A US military official said International Red Cross monitors have begun interviewing Taliban and al-Qaeda prisoners sent from Afghanistan to the US Navy base in Guantanamo Bay, Cuba.
A four-person team from the International Committee of the Red Cross (ICRC) arrived at the isolated base on the eastern tip of Cuba late on Thursday to inspect the prison camp and interview each detainee.
Human rights groups accused Washington of treating the 110 prisoners inhumanely after they were brought shackled and blindfolded from Afghanistan aboard military transport planes.
The US has denied the detainees prisoner-of-war status, which would grant them certain rights under the Geneva Convention. But Defense Secretary Donald Rumsfeld said they were being treated humanely and held "in an environment that is a lot more hospitable than the environments we found them in."
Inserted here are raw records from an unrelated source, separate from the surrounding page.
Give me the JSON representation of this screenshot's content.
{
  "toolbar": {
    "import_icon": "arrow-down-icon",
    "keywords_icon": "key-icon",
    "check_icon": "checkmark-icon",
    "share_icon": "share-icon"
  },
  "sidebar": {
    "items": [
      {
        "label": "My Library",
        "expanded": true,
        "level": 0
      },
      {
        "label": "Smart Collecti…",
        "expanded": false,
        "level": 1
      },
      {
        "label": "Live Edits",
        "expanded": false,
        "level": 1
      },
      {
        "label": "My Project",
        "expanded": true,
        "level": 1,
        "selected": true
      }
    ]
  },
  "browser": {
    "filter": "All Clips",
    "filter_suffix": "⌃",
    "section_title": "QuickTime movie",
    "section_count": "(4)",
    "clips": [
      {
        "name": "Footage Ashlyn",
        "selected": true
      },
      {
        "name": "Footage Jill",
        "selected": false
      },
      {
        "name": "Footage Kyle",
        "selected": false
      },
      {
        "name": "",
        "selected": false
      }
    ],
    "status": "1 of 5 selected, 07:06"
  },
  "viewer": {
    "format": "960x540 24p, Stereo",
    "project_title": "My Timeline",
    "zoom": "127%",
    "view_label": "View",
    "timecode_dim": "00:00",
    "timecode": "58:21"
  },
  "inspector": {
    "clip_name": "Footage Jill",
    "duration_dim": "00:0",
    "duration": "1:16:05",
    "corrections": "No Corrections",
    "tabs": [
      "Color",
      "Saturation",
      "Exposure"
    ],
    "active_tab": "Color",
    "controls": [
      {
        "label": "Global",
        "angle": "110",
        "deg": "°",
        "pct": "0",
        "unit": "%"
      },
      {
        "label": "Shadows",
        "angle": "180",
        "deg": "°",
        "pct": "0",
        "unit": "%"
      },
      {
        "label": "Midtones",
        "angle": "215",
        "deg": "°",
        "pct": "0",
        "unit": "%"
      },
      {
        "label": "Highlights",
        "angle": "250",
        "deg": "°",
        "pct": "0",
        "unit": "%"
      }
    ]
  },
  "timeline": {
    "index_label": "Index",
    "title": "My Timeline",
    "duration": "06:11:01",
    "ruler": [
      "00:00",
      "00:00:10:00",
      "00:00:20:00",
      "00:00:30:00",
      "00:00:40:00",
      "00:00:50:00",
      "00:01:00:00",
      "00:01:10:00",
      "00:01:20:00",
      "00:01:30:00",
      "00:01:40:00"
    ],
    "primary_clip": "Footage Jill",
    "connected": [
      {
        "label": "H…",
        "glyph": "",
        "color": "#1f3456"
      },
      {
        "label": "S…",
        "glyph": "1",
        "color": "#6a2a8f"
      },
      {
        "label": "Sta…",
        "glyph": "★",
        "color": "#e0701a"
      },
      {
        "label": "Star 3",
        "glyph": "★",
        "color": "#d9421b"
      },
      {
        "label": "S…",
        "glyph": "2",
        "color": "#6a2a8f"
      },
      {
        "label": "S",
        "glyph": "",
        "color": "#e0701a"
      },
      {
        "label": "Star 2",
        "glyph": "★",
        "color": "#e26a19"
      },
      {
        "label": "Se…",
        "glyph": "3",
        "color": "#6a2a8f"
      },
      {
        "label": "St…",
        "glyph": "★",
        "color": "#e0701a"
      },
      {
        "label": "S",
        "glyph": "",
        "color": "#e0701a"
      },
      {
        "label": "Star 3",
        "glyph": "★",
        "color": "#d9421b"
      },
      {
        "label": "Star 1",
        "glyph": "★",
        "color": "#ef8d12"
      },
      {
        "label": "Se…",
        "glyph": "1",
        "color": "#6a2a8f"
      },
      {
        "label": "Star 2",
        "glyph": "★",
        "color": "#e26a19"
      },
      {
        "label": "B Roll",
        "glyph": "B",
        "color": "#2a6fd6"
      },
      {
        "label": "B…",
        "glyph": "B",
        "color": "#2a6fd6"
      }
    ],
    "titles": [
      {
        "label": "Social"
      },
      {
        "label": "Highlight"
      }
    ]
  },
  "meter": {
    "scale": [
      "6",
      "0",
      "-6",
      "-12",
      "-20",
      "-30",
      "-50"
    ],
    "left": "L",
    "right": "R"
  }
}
Both the ICRC and UN Human Rights Commissioner Ms Mary Robinson have said they consider the captives to be prisoners of war.
Brig Gen Michael Lehnert said the only incident so far occurred on Wednesday, when one detainee became upset and bit a military policeman on the forearm as he was being transferred from one unit to another.
The bite "did not break the skin," Brig Gen Lehnert said, and the prisoner was moved back to his original unit after he settled down.
The prisoners are being locked in cage-like cells measuring 6 feet by 8 feet, with roofs and floors but open chain-link walls, until permanent holding facilities are completed at the camp.